À l’occasion de la 4ᵉ édition de l’Africa Day, rendez-vous annuel du Club des Entrepreneurs Monégasques en Afrique, Paul Derreumaux, Président d’Honneur de Bank of Africa et observateur privilégié des systèmes financiers africains, a livré une analyse précise des dynamiques qui transforment le secteur bancaire du continent. Il revient ici sur l’évolution historique des établissements africains et sur les nouvelles forces qui façonneront la prochaine décennie.

Vous décrivez un paysage bancaire africain structuré autour de trois grands blocs régionaux. Comment se répartissent-ils aujourd’hui ?


Le système bancaire africain repose sur trois ensembles distincts. Le premier, celui d’Afrique du Sud, a longtemps dominé, même si aujourd’hui une seule de ses institutions occupe encore une place parmi les trois premières du continent. Le second est composé des banques d’Afrique du Nord, issues d’Algérie, d’Égypte et du Maroc, avec des groupes marocains qui se sont imposés de longue date et plusieurs établissements égyptiens dont deux viennent de prendre place sur le podium de tête. Enfin, un troisième ensemble rassemble les banques subsahariennes, dont plusieurs originaires du Nigeria. Ce dernier bloc est le plus jeune, mais il s’affirme progressivement et occupe une place croissante dans l’équilibre général du secteur.

Vous avez retracé l’évolution des banques subsahariennes. Quels ont été les grands tournants de cette histoire encore récente ?


L’histoire des banques subsahariennes a été marquée par une succession de transformations profondes. Tout commence dans les années 1980, lorsqu’une crise bancaire systémique frappe le continent. Les banques publiques de développement sont durement touchées et nombre d’entre elles disparaissent. Les acteurs étrangers, pour la plupart britanniques et français, interrompent leurs stratégies d’expansion. Ce contexte déclenche l’émergence d’une nouvelle génération d’établissements privés à capitaux africains, souvent nés de rachats d’actifs, comme au Nigeria, au Kenya ou au Ghana, ou créés de toutes pièces, comme en Afrique francophone. C’est à cette période que voient le jour des groupes comme Ecobank ou Bank of Africa.

La décennie 1990 et la première moitié des années 2000 s’inscrivent ensuite dans une dynamique très favorable. La croissance économique est soutenue, le climat d’« afro-optimisme » domine et les autorités monétaires renforcent de manière significative la supervision et les exigences prudentielles. Les banques se consolident alors dans leurs marchés nationaux, tandis que, dans les unions monétaires comme l’UEMOA ou la CEMAC, apparaissent les premières architectures régionales structurées autour de filiales dans plusieurs pays.
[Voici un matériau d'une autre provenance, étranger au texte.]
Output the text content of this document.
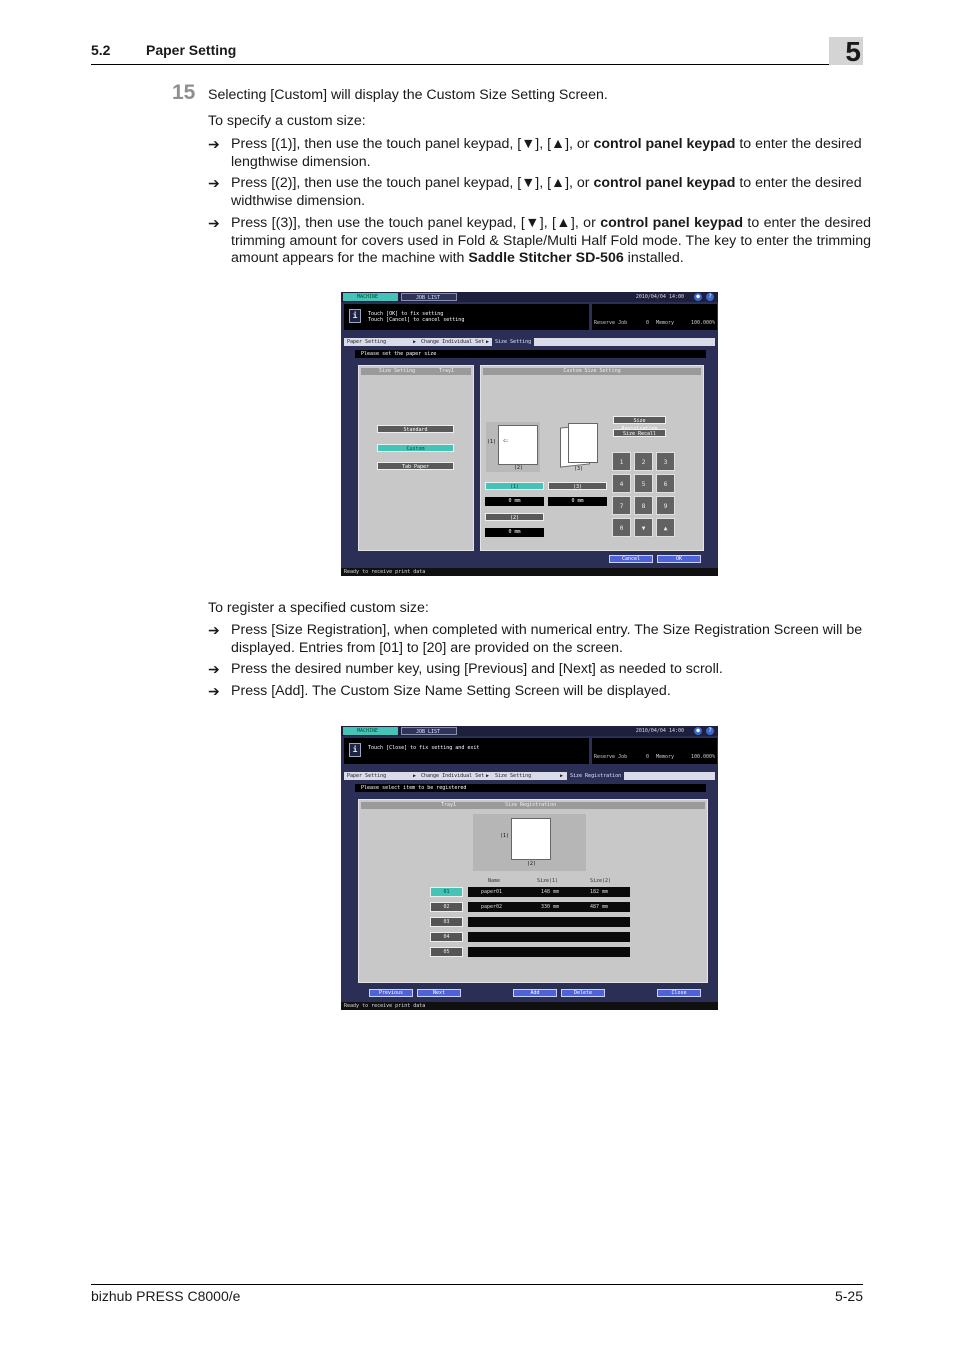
5.2	Paper Setting	5
15 Selecting [Custom] will display the Custom Size Setting Screen.
To specify a custom size:
➔ Press [(1)], then use the touch panel keypad, [▼], [▲], or control panel keypad to enter the desired lengthwise dimension.
➔ Press [(2)], then use the touch panel keypad, [▼], [▲], or control panel keypad to enter the desired widthwise dimension.
➔ Press [(3)], then use the touch panel keypad, [▼], [▲], or control panel keypad to enter the desired trimming amount for covers used in Fold & Staple/Multi Half Fold mode. The key to enter the trimming amount appears for the machine with Saddle Stitcher SD-506 installed.
MACHINE	JOB LIST	2010/04/04 14:00	●	?
i	Touch [OK] to fix setting
Touch [Cancel] to cancel setting	Reserve Job	0 Memory	100.000%
Paper Setting	▶ Change Individual Set ▶	Size Setting
Please set the paper size
Size Setting	Tray1
Standard
Custom
Tab Paper
Custom Size Setting
Size
Size Recall
(1)
(2)
⇐
(3)
(1)
0 mm
(2)
0 mm
(3)
0 mm
1	2	3
4	5	6
7	8	9
0	▼	▲
Cancel	OK
Ready to receive print data
To register a specified custom size:
➔ Press [Size Registration], when completed with numerical entry. The Size Registration Screen will be displayed. Entries from [01] to [20] are provided on the screen.
➔ Press the desired number key, using [Previous] and [Next] as needed to scroll.
➔ Press [Add]. The Custom Size Name Setting Screen will be displayed.
MACHINE	JOB LIST	2010/04/04 14:00	●	?
i	Touch [Close] to fix setting and exit
Reserve Job	0 Memory	100.000%
Paper Setting	▶ Change Individual Set ▶ Size Setting	▶	Size Registration
Please select item to be registered
Tray1	Size Registration
(1)
(2)
Name	Size(1)	Size(2)
01	paper01	148 mm	182 mm
02	paper02	330 mm	487 mm
03
04
05
Previous	Next	Add	Delete	Close
Ready to receive print data
bizhub PRESS C8000/e	5-25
À partir de 2005, une nouvelle phase s’ouvre avec le décloisonnement progressif des marchés africains. Les banques marocaines s’implantent en Afrique de l’Ouest, les groupes nigérians gagnent du terrain en Afrique francophone et en Afrique de l’Est, et plusieurs acteurs occidentaux amorcent leur retrait. La recomposition du paysage devient visible dans l’ensemble des régions.

Les années suivantes voient la montée en puissance progressive des banques subsahariennes. Alors que les contextes économiques ralentissent dans certaines zones et freinent les perspectives d’expansion des groupes d’Afrique du Nord ou d’Afrique du Sud, des institutions subsahariennes trouvent au contraire de nouveaux relais de croissance, notamment en Afrique de l’Ouest.

Nous entrons aujourd’hui dans une nouvelle période, marquée par un durcissement très net des exigences en capital. Le mouvement est spectaculaire au Nigeria, où le capital minimum exigé pour les banques d’envergure internationale passe de 25 à 500 milliards de nairas, soit environ 300 millions de dollars. L’Égypte adopte des mesures similaires, tandis que le Ghana, le Kenya, la RDC et plusieurs autres juridictions rehaussent également leurs exigences. Même l’UEMOA, traditionnellement plus stable en la matière, a engagé une révision de ses seuils. Ce courant réglementaire ouvre une nouvelle étape qui influence d’ores et déjà les stratégies des acteurs.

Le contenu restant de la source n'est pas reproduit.